Folterinstrumente

Darstellung der Folter mit einem Rad.

Folterinstrumente spielten im Mittelalter und auch in einigen Ländern der Welt bis heute, eine große Rolle, um mutmaßliche Verbrecher zu Geständnissen zu bewegen oder einfach nur, um Gefangene aus Spaß zu quälen.

Folterinstrumente - Von Daumenschrauben, Spanischen Stiefeln und Streckbänken

Besonders beliebt war die Daumenschraube, welche bereits in der Neuzeit Anwendung fand und im Mittelalter sehr häufig eingesetzt wurde.

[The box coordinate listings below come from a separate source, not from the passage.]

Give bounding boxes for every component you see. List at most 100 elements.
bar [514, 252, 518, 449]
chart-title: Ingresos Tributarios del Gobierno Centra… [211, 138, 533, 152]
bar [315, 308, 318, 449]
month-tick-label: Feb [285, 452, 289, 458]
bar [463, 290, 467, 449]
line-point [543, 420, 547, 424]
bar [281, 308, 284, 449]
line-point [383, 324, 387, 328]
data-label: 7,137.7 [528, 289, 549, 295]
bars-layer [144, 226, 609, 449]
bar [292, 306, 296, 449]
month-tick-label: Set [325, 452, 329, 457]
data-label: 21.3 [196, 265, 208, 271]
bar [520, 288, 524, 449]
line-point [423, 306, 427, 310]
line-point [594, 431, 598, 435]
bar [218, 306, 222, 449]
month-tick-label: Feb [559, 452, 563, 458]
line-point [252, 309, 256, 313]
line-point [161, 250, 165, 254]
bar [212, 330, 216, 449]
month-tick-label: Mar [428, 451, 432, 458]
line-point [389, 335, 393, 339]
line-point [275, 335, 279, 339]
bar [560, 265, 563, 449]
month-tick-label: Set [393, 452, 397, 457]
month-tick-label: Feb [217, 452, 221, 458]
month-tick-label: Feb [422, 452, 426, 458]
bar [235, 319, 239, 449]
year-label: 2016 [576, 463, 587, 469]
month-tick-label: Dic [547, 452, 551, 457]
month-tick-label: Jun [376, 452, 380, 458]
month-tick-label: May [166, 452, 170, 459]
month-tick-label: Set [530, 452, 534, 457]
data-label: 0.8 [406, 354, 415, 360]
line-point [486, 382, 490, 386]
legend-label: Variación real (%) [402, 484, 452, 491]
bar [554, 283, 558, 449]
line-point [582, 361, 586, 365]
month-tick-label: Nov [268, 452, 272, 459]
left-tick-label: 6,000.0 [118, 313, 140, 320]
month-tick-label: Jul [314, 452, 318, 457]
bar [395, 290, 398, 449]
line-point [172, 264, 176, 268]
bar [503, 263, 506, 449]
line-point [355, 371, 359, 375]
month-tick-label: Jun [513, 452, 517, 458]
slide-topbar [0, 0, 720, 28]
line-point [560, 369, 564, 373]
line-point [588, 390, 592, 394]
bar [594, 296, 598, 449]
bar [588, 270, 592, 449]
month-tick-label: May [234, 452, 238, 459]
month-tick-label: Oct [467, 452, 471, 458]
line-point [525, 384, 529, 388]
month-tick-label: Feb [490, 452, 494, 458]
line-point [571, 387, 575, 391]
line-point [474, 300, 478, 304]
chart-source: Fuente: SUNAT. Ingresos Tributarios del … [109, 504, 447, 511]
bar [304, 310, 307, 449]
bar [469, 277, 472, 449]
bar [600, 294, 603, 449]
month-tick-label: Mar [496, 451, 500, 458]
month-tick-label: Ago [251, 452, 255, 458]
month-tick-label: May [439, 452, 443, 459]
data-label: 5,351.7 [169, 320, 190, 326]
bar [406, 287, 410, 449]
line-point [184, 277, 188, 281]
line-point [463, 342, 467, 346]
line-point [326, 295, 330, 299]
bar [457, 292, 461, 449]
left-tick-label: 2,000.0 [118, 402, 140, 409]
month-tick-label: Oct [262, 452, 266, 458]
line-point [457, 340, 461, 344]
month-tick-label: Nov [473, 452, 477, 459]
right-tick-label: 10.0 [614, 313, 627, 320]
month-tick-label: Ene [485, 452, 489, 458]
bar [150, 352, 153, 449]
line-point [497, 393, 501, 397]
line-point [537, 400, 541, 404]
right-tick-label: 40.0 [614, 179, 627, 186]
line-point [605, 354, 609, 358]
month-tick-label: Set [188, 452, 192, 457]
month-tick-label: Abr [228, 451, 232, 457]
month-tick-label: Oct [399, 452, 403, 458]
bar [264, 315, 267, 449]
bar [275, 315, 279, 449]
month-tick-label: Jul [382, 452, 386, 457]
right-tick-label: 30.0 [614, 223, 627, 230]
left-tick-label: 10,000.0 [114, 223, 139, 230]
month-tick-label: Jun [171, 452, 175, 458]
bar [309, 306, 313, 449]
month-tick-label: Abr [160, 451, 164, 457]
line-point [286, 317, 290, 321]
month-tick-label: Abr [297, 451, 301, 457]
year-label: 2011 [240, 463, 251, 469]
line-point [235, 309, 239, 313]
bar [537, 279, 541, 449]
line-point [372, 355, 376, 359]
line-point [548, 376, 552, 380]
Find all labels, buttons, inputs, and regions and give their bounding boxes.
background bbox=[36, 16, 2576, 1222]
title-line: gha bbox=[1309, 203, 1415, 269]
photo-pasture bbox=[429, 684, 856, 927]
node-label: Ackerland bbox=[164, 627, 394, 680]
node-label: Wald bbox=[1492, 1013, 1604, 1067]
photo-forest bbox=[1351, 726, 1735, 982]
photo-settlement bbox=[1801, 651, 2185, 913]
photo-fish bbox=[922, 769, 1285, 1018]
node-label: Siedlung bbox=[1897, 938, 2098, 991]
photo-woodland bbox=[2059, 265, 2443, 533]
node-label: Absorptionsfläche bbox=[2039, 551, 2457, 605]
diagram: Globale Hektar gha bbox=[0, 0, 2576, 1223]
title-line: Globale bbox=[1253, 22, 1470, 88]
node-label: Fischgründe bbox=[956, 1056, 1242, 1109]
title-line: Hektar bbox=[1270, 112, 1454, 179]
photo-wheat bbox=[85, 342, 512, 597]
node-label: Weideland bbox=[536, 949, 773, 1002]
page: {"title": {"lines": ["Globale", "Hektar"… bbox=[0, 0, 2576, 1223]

Hierzu wurden die Daumen, aber auch andere Finger des Gefangenen, in eine Zwinge mit einem Gewinde eingespannt. Mit dem Gewinde wurde die Zwinge nun immer fester zugedreht, was enorme Schmerzen und auch Knochenbrüche verursachte. So „behandelt“, erhielten die Peiniger sehr schnell das gewünschte „Geständnis“ des Häftlings.

Ähnlich funktionierte auch der Spanische Stiefel, ein Folterinstrument, welches vom 16. bis zum 18 Jahrhundert in ganz Europa verwendet wurde. Hierbei spannte man die Beine oder die Füße in eine Zwinge und goss zusätzlich heißes Pech in das Gerät. Zum Teil wurden auch scharfe Keile mit in die Zwinge gelegt, welche für einen noch höheren Schmerzgrad sorgten.

Höchster Beliebtheit bei den Folterern erfreute sich auch die allseits bekannte Streckbank oder Streckleiter, welche bis zum 19. Jahrhundert zur Grundausstattung fast jeder Folterkammer gehörte. Eine Streckleiter war senkrecht an einer Wand befestigt, während eine Streckbank waagerecht auf dem Boden stand. Auf diesen Folterinstrumenten wurde der Gefangene an den Füßen auf der Bank fixiert, die Arme band man an eine Winde. Besonders exklusive Ausfertigungen konnten auch in der Mitte auseinandergezogen werden. So festgebunden, wurde nun die Winde betätigt, was zur schmerzhaften Streckung und der Verletzung der Gelenke führte, da die Gelenksbänder rissen und die Knochen so aus ihrer Verankerung gezogen wurden. Zusätzlich wurde der Gefangene häufig noch mit glühendem Metall am ganzen Körper traktiert.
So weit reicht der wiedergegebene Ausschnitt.